Offering frequent news and analysis from the majestic Evergreen State and beyond, The Cascadia Advocate is the Northwest Progressive Institute's unconventional perspective on world, national, and local politics.

Wednesday, April 8, 2009

Washington left behind on marriage equality

Last week Iowa's Supreme Court ruled that Iowa's state constitution prohibits discrimination against same-sex couples with respect to the institution of marriage. Iowa! In the middle of the heartland!

Yesterday, Vermont's legislature overrode governor Jim Douglas's veto of a marriage equality bill. Vermont thus joins Iowa, Massachusetts, and Connecticut as the fourth state to fully recognize legal marriage for same-sex couples. (Note, though, that Iowa's court ruling won't take effect for a few weeks yet). Washington D.C. followed up with a city council ruling that recognizes same-sex marriages sanctioned in other states.

California's supreme court, last spring, made world-wide headlines when it found that marriage is a fundamental civil right that and may not be statutorally prohibited. There followed a shining period of a few months when tens of thousands of gay and lesbian couples, like celebs like Ellen DeGeneres and Portia de Rossi, wed each other before the Mormon- and Catholic-backed Proposition 8 took that right away again. That issue is now pending in the California courts again, where the state supreme court seems likely to overturn it.

Monday, there were three states with full marriage equality for all. Today, there are four. Internationally, the list of pro-love jurisdictions also includes Canada, Spain, South Africa, the Netherlands, and Belgium.

I applaud the open-minded, compassionate hearts and minds in all those places who recognize that love is love, no matter the genders involved.

It is wonderful progress.

But with every step, Washington State is left further and further behind.

We're already behind these leading lights elsewhere in the world. South Africa, which just as recently as the 1980s didn't even have basic racial equality, now has marriage equality while our own legislature is only now working on a civil unions bill! Civil unions are a step in the right direction, but they are at best a "separate-but-equal" half measure that will appease some, displease others, but will make no one truly happy or truly equal.

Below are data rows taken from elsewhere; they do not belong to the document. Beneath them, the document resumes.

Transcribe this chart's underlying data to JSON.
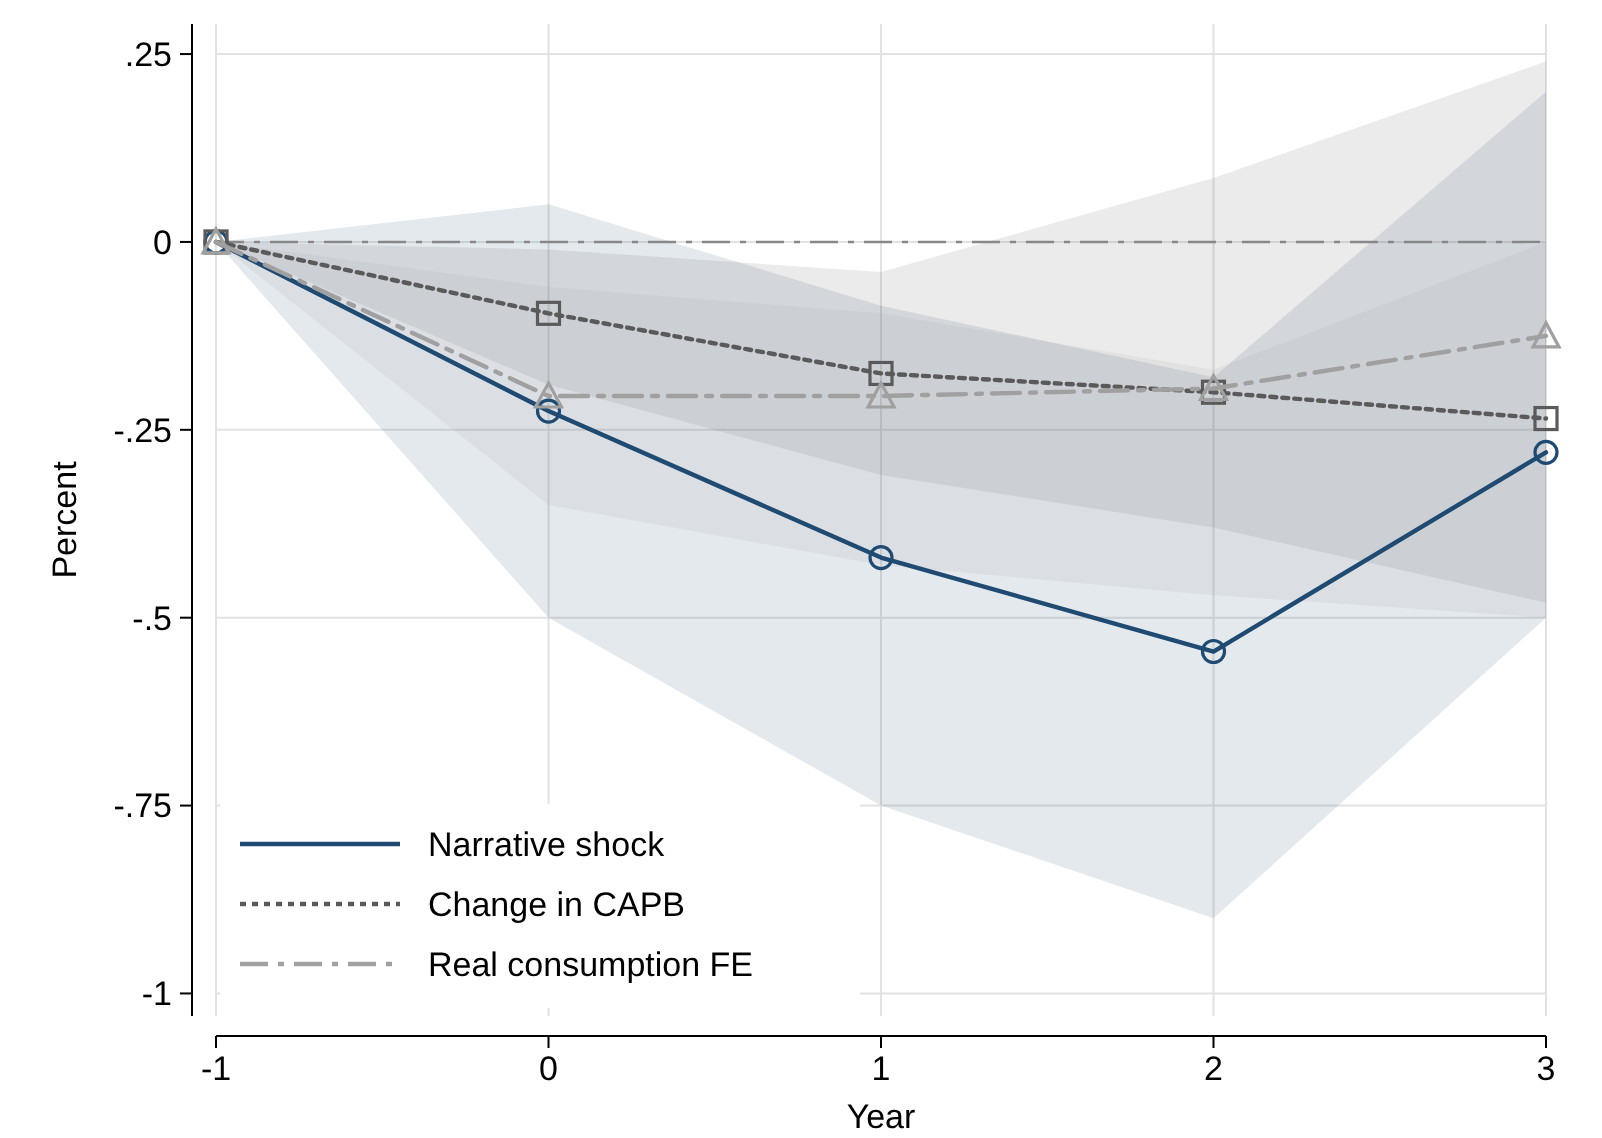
{
  "chart_data": {
    "type": "line",
    "xlabel": "Year",
    "ylabel": "Percent",
    "x": [
      -1,
      0,
      1,
      2,
      3
    ],
    "xlim": [
      -1,
      3
    ],
    "xticks": [
      -1,
      0,
      1,
      2,
      3
    ],
    "ylim": [
      -1.03,
      0.29
    ],
    "yticks": [
      {
        "value": 0.25,
        "label": ".25"
      },
      0,
      {
        "value": -0.25,
        "label": "-.25"
      },
      {
        "value": -0.5,
        "label": "-.5"
      },
      {
        "value": -0.75,
        "label": "-.75"
      },
      -1
    ],
    "grid": true,
    "legend": "bottom left",
    "ref_lines": [
      {
        "axis": "y",
        "value": 0,
        "color": "#888888",
        "line_style": "dashed"
      }
    ],
    "series": [
      {
        "name": "Narrative shock",
        "color": "#1f4a72",
        "marker": "circle",
        "line_style": "solid",
        "values": [
          0,
          -0.225,
          -0.42,
          -0.545,
          -0.28
        ],
        "lower": [
          0,
          -0.5,
          -0.75,
          -0.9,
          -0.5
        ],
        "upper": [
          0,
          0.05,
          -0.085,
          -0.18,
          0.2
        ]
      },
      {
        "name": "Change in CAPB",
        "color": "#5a5a5a",
        "marker": "square",
        "line_style": "dotted",
        "values": [
          0,
          -0.095,
          -0.175,
          -0.2,
          -0.235
        ],
        "lower": [
          0,
          -0.19,
          -0.31,
          -0.38,
          -0.48
        ],
        "upper": [
          0,
          -0.01,
          -0.04,
          0.085,
          0.24
        ]
      },
      {
        "name": "Real consumption FE",
        "color": "#a0a0a0",
        "marker": "triangle",
        "line_style": "dashed",
        "values": [
          0,
          -0.205,
          -0.205,
          -0.195,
          -0.125
        ],
        "lower": [
          0,
          -0.35,
          -0.43,
          -0.47,
          -0.5
        ],
        "upper": [
          0,
          -0.06,
          -0.095,
          -0.17,
          0
        ]
      }
    ]
  }
}
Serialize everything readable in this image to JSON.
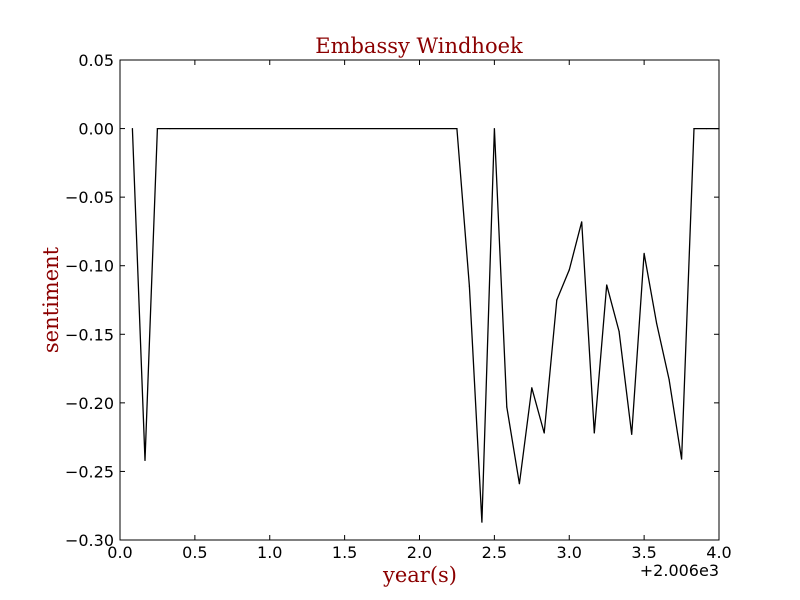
{
  "chart_data": {
    "type": "line",
    "title": "Embassy Windhoek",
    "xlabel": "year(s)",
    "ylabel": "sentiment",
    "x_offset_label": "+2.006e3",
    "xlim": [
      0.0,
      4.0
    ],
    "ylim": [
      -0.3,
      0.05
    ],
    "x_ticks": [
      0.0,
      0.5,
      1.0,
      1.5,
      2.0,
      2.5,
      3.0,
      3.5,
      4.0
    ],
    "x_tick_labels": [
      "0.0",
      "0.5",
      "1.0",
      "1.5",
      "2.0",
      "2.5",
      "3.0",
      "3.5",
      "4.0"
    ],
    "y_ticks": [
      0.05,
      0.0,
      -0.05,
      -0.1,
      -0.15,
      -0.2,
      -0.25,
      -0.3
    ],
    "y_tick_labels": [
      "0.05",
      "0.00",
      "−0.05",
      "−0.10",
      "−0.15",
      "−0.20",
      "−0.25",
      "−0.30"
    ],
    "grid": false,
    "line_color": "#000000",
    "label_color": "#8b0000",
    "series": [
      {
        "x": [
          0.083,
          0.167,
          0.25,
          0.333,
          2.25,
          2.333,
          2.417,
          2.5,
          2.583,
          2.667,
          2.75,
          2.833,
          2.917,
          3.0,
          3.083,
          3.167,
          3.25,
          3.333,
          3.417,
          3.5,
          3.583,
          3.667,
          3.75,
          3.833,
          3.917,
          4.0
        ],
        "y": [
          0.0,
          -0.242,
          0.0,
          0.0,
          0.0,
          -0.115,
          -0.287,
          0.0,
          -0.203,
          -0.259,
          -0.189,
          -0.222,
          -0.125,
          -0.103,
          -0.068,
          -0.222,
          -0.114,
          -0.148,
          -0.223,
          -0.091,
          -0.142,
          -0.183,
          -0.241,
          0.0,
          0.0,
          0.0
        ]
      }
    ]
  }
}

Our state's laws also lag behind its citizens' values. Nate Silver, over at fivethirtyeight.com, recently posted a very interesting analysis of same-sex marriage bans nationwide.

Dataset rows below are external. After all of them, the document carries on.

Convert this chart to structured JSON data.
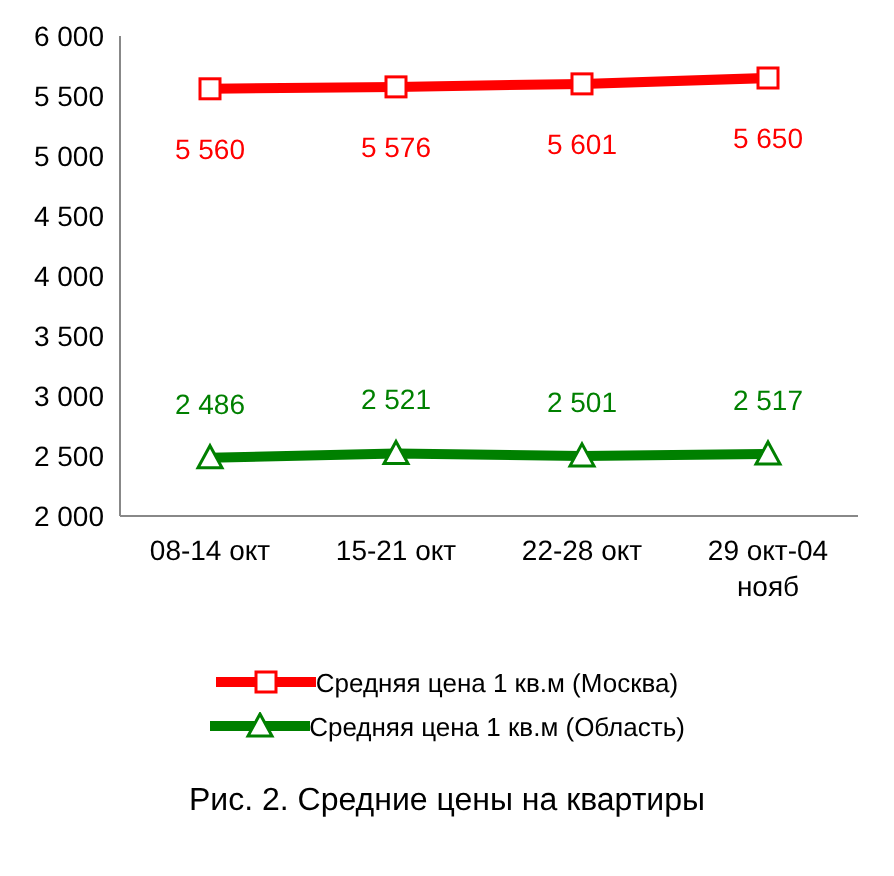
{
  "chart_data": {
    "type": "line",
    "categories": [
      "08-14 окт",
      "15-21 окт",
      "22-28 окт",
      "29 окт-04 нояб"
    ],
    "series": [
      {
        "name": "Средняя цена 1 кв.м (Москва)",
        "color": "#ff0000",
        "marker": "square",
        "values": [
          5560,
          5576,
          5601,
          5650
        ],
        "value_labels": [
          "5 560",
          "5 576",
          "5 601",
          "5 650"
        ]
      },
      {
        "name": "Средняя цена 1 кв.м (Область)",
        "color": "#008000",
        "marker": "triangle",
        "values": [
          2486,
          2521,
          2501,
          2517
        ],
        "value_labels": [
          "2 486",
          "2 521",
          "2 501",
          "2 517"
        ]
      }
    ],
    "ylim": [
      2000,
      6000
    ],
    "yticks": [
      {
        "value": 2000,
        "label": "2 000"
      },
      {
        "value": 2500,
        "label": "2 500"
      },
      {
        "value": 3000,
        "label": "3 000"
      },
      {
        "value": 3500,
        "label": "3 500"
      },
      {
        "value": 4000,
        "label": "4 000"
      },
      {
        "value": 4500,
        "label": "4 500"
      },
      {
        "value": 5000,
        "label": "5 000"
      },
      {
        "value": 5500,
        "label": "5 500"
      },
      {
        "value": 6000,
        "label": "6 000"
      }
    ],
    "grid": false,
    "legend": "bottom",
    "annotations": [
      "Рис. 2. Средние цены на квартиры"
    ]
  }
}
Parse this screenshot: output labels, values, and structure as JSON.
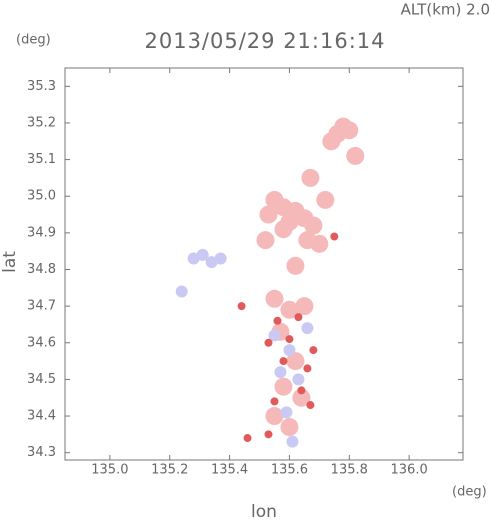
{
  "chart_data": {
    "type": "scatter",
    "title": "2013/05/29 21:16:14",
    "subtitle": "ALT(km) 2.0",
    "x_label": "lon",
    "y_label": "lat",
    "x_unit": "(deg)",
    "y_unit": "(deg)",
    "xlim": [
      134.85,
      136.18
    ],
    "ylim": [
      34.28,
      35.35
    ],
    "xticks": [
      {
        "value": 135,
        "label": "135.0"
      },
      135.2,
      135.4,
      135.6,
      135.8,
      {
        "value": 136,
        "label": "136.0"
      }
    ],
    "yticks": [
      34.3,
      34.4,
      34.5,
      34.6,
      34.7,
      34.8,
      34.9,
      {
        "value": 35,
        "label": "35.0"
      },
      35.1,
      35.2,
      35.3
    ],
    "series": [
      {
        "color": "#f6b9b9",
        "x": [
          135.78,
          135.76,
          135.8,
          135.74,
          135.82,
          135.67,
          135.72,
          135.55,
          135.58,
          135.62,
          135.65,
          135.6,
          135.53,
          135.68,
          135.66,
          135.7,
          135.58,
          135.52,
          135.62,
          135.55,
          135.6,
          135.65,
          135.57,
          135.62,
          135.58,
          135.64,
          135.55,
          135.6
        ],
        "y": [
          35.19,
          35.17,
          35.18,
          35.15,
          35.11,
          35.05,
          34.99,
          34.99,
          34.97,
          34.96,
          34.94,
          34.93,
          34.95,
          34.92,
          34.88,
          34.87,
          34.91,
          34.88,
          34.81,
          34.72,
          34.69,
          34.7,
          34.63,
          34.55,
          34.48,
          34.45,
          34.4,
          34.37
        ]
      },
      {
        "color": "#c9c9f4",
        "x": [
          135.28,
          135.31,
          135.34,
          135.37,
          135.24,
          135.55,
          135.6,
          135.66,
          135.57,
          135.63,
          135.59,
          135.61
        ],
        "y": [
          34.83,
          34.84,
          34.82,
          34.83,
          34.74,
          34.62,
          34.58,
          34.64,
          34.52,
          34.5,
          34.41,
          34.33
        ]
      },
      {
        "color": "#e05a5a",
        "x": [
          135.56,
          135.63,
          135.53,
          135.6,
          135.68,
          135.58,
          135.66,
          135.64,
          135.67,
          135.55,
          135.53,
          135.46,
          135.75,
          135.44
        ],
        "y": [
          34.66,
          34.67,
          34.6,
          34.61,
          34.58,
          34.55,
          34.53,
          34.47,
          34.43,
          34.44,
          34.35,
          34.34,
          34.89,
          34.7
        ]
      }
    ]
  }
}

Nate, whose predicitons and numbers in the presidential race last year were better than anybody else's (by far), finds that Washingtonians would probably reject a same-sex marriage ban if one were put on the ballot this year.

I love my state. I choose to live here for a lot of reasons, many of which I know our gay and lesbian brothers, sisters, sons, and daughters share.

I hope they stay in the Evergreen State. But boy, if I were a gay or lesbian Washingtonian, it would be hard not to be thinking about moving to a state with truly equal civil rights for me.

Comments:

Blogger Sean said...

As a married gay person in my mid 20s, I have to admit it's fast becoming my primary consideration when considering where to start our family.

I am very unhappy that Washington can't offer me marriage, as it is a very nice state in other aspects.

April 9, 2009 12:18 AM  
Blogger Marina said...

It's just the way politics in Washington State works--we could pass it now, but I seriously doubt it will happen until 2013 or so, because for all that the conservatives scream that they're being oppressed here, the simple fact is that the Washington State democratic party has always been enormously reluctant to use the power it wields.

I grew up here and spent my life here, with only a few absences of a year at a time at most, and now at the age of twenty-six I'm moving in with my girlfriend in Vancouver WA, only like the fifth place I've lived in the state which I love beyond all other things--but though I cannot get married here, I'll be remaining in the state short of my work taking me elsewhere. I value the distinctive and tolerant culture of Washington State more than anything, even as I know that in the same fashion it leads to the governing style which makes us move with Fabian slowness on this crucial issue.

That said I do have a vague hope that it might be possible to bring marriage onto the table sooner here, but when it comes down to it let's remember, too, that though our law is imperfect, queer people are accepted as human beings in Washington State. A piece of paper is, I fear, a thin protection against the religiously-fanned flames of real, dehumanizing hatred which are still prevalent in the heartland. It's shameful, but also predictable, for Washington to have not yet acted, but it's not a reason to abandon the state.

Among other things, we at least have the confidence of knowing it will be impossible for gay marriage to be banned here once it's been legalized--after all, our constitutional amendment process actually protects the constitution from simple majorities. I was just shocked to find out how easy it was to amend the constitutions of other states, and I'm very proud that the founders of our state had the sense to require a 2/3rds vote in each chamber of our state legislature before sending a measure on to the people. And it'll be a cold day in hell when 2/3rds of both houses of the Washington State legislature vote to ban gay marriage, especially now, so we can at least be confident that the horrendous situation in California will never come to pass here when we finally get around to catching up with the rest of the world.

Speaking of which, Nepal is also legalizing gay marriage, which is honestly much bigger of a shocker than South Africa.